Create a new form in the common portable and set it as the main page in App.cs:

main page

  1. using System;    
  2. using Xamarin.Forms;    
  3.     
  4. namespace CryptoForms    
  5. {    
  6.     public class MainPage : ContentPage    
  7.     {    
  8.     
  9.         private Label label = null;    
  10.         private Button button = null;    
  11.     
  12.         public MainPage()    
  13.         {    
  14.             button = new Button    
  15.             {    
  16.                 Text = "Click me",    
  17.             };    
  18.     
  19.             label = new Label    
  20.             {    
  21.                 XAlign = TextAlignment.Center,    
  22.                 Text = "Welcome to Xamarin Forms!"    
  23.             };    
  24.             button.Clicked += async (sender, e) =>    
  25.             {    
  26.                 var data = "Cryptographic example";    
  27.                 var pass = "MySecretKey";    
  28.     
  29.                 var contentPage = new ContentPage();    
  30.                 var salt = Crypto.CreateSalt(16);    
  31.                 await contentPage.DisplayAlert("Alert""Encrypting String " + data + ", with salt " + BitConverter.ToString(salt), "OK");    
  32.                 var bytes = Crypto.EncryptAes(data, pass, salt);    
  33.                 await contentPage.DisplayAlert("Alert""Encrypted, Now Decrypting""OK");    
  34.                 var str = Crypto.DecryptAes(bytes, pass, salt);    
  35.                 await contentPage.DisplayAlert("Alert""Decryted " + str, "OK");    
  36.             };    
  37.     
  38.             this.Title = "Crypto Forms";    
  39.             // The root page of your application    
  40.             this.Content = new StackLayout    
  41.             {    
  42.                 VerticalOptions = LayoutOptions.Center,    
  43.                 Children =    
  44.                 {    
  45.                     label,    
  46.                     button    
  47.     
  48.                 }    
  49.             };    
  50.     
  51.     
  52.         }    
  53.     }    
  54. }  

Step 5

Set CryptoForms.Driod as the Startup project and run. See the output in the Android Emulator below:

Set CryptoForms

Step 6

Set CryptoForms.WinPhone as the Startup project and run. See the output in the Windows Phone emulator.

WinPhone as Startup

I have not modified any code in each platform-specific library. The advantage of a common portable is to have common code for all the platforms and Xamarin, on build, converts to platform-specifc code.

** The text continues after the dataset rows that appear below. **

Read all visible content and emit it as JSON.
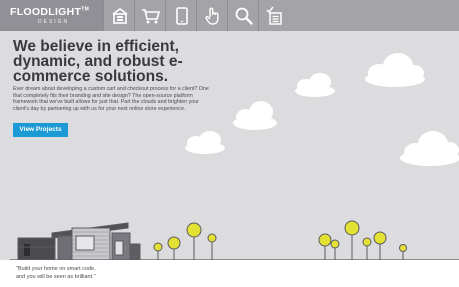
{
  "brand": {
    "name": "FLOODLIGHT",
    "tm": "TM",
    "tagline": "DESIGN"
  },
  "nav": {
    "items": [
      {
        "id": "store",
        "icon": "storefront-icon"
      },
      {
        "id": "cart",
        "icon": "shopping-cart-icon"
      },
      {
        "id": "mobile",
        "icon": "tablet-icon"
      },
      {
        "id": "touch",
        "icon": "pointer-hand-icon"
      },
      {
        "id": "search",
        "icon": "search-icon"
      },
      {
        "id": "checklist",
        "icon": "checklist-icon"
      }
    ]
  },
  "hero": {
    "title": "We believe in efficient, dynamic, and robust e-commerce solutions.",
    "body": "Ever dream about developing a custom cart and checkout process for a client? One that completely fits their branding and site design? The open-source platform framework that we've built allows for just that. Part the clouds and brighten your client's day by partnering up with us for your next online store experience.",
    "cta": "View Projects"
  },
  "footer": {
    "quote_line1": "\"Build your home on smart code,",
    "quote_line2": "and you will be seen as brilliant.\""
  },
  "colors": {
    "background": "#dcdcdf",
    "header": "#a4a4a8",
    "accent": "#1c9ad6",
    "tree_fill": "#e3e133",
    "ground": "#ffffff"
  }
}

I have some problems in setting up the iOS environment since I don't have a Mac book. The alternative is to run the Mac OS in a virtual box to build and deploy the iOS app. iOS 64 bit must be installed but the virtual box doesn't support 64-bit guest OS when hyper-v is enabled in Windows features. Windows Phone runs only when hyper-v is enabled so testing is cumbersome with a couple of restarts for each Windows Phone and iOS.